Les Riceys is without a doubt the other most sought after village in the Aube, partly for its red wine, which is mainly sold to Champagne Houses to be used in their rosé blends. Yet many Houses also purchase pinot noir to vinify as white wine here because of its fruit-forward characteristics. It is the largest cru (appellation village) in Champagne and it is also the origin of the famed Rosé des Riceys wines.
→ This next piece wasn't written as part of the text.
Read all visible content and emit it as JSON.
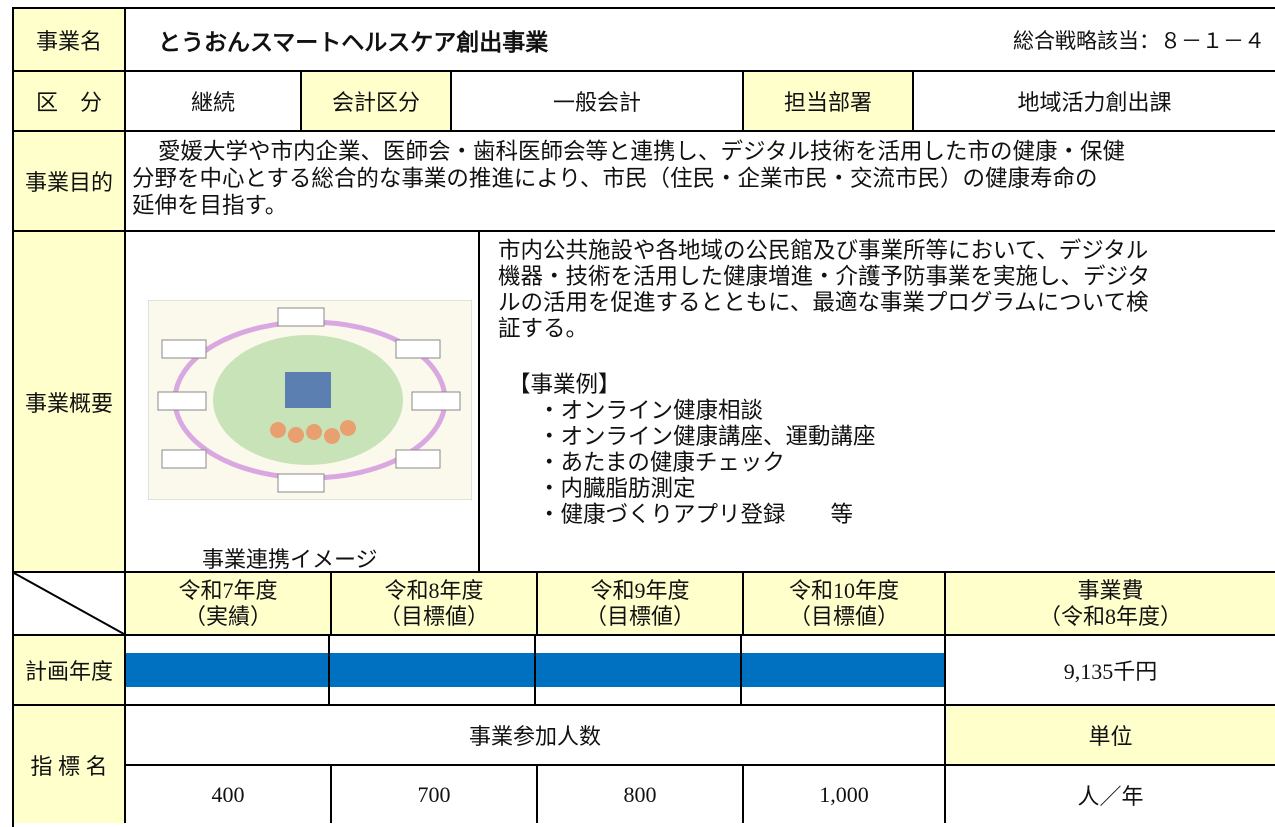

Pressing pinot noir at Les Riceys
Pressing pinot noir at Les Riceys

Olivier Horiot, one of Les Riceys star Champagne makers, produces two distinctively different Rosé des Riceys wines from two different vineyards. He was very excited about the 2015 vintage potential overall, but especially about the Rosés. He explains, “The pinot noir this year really was exquisite; we had plenty of fruit, with a plethora of flavors, great color and a good freshness. Our pH’s were just under 3, which is great for the aging capability of the wines.”

One of the reasons why Horiot’s fruit was so plentiful may be because he farms biodynamically, which vignerons say tends to pay off in hotter years as the vines suffer less from the dryness. Dominique Moreau, the biodynamic grower behind the Marie Courtin brand from Polisot, further elaborates on why organic and biodynamic growers fared better in quantity this year. “We have an intensive soil-working program, which forces the vine roots to plunge downward rather than stay on the surface. In dry years this means they have more access to water and suffer less.” Dominique has been stunned by her yields, which averaged around 11,500 kg/ha. This is almost 2000 kg/ha more than her normal yields, and almost 1000kg/ha more than the region’s average according to Jojot. At the same time Dominique’s flavor profiles are the most intense since she started her brand in 2006.

Jean-Sebastien Fleury, the son of Champagne’s biodynamic leader Jean-Pierre, agrees with Dominique on all aspects of the 2015 harvest. “We have very rarely had such a wonderful harvest, both in quality and quantity. A fantastic end to a fairly easy and dry growing season!” he observes happily.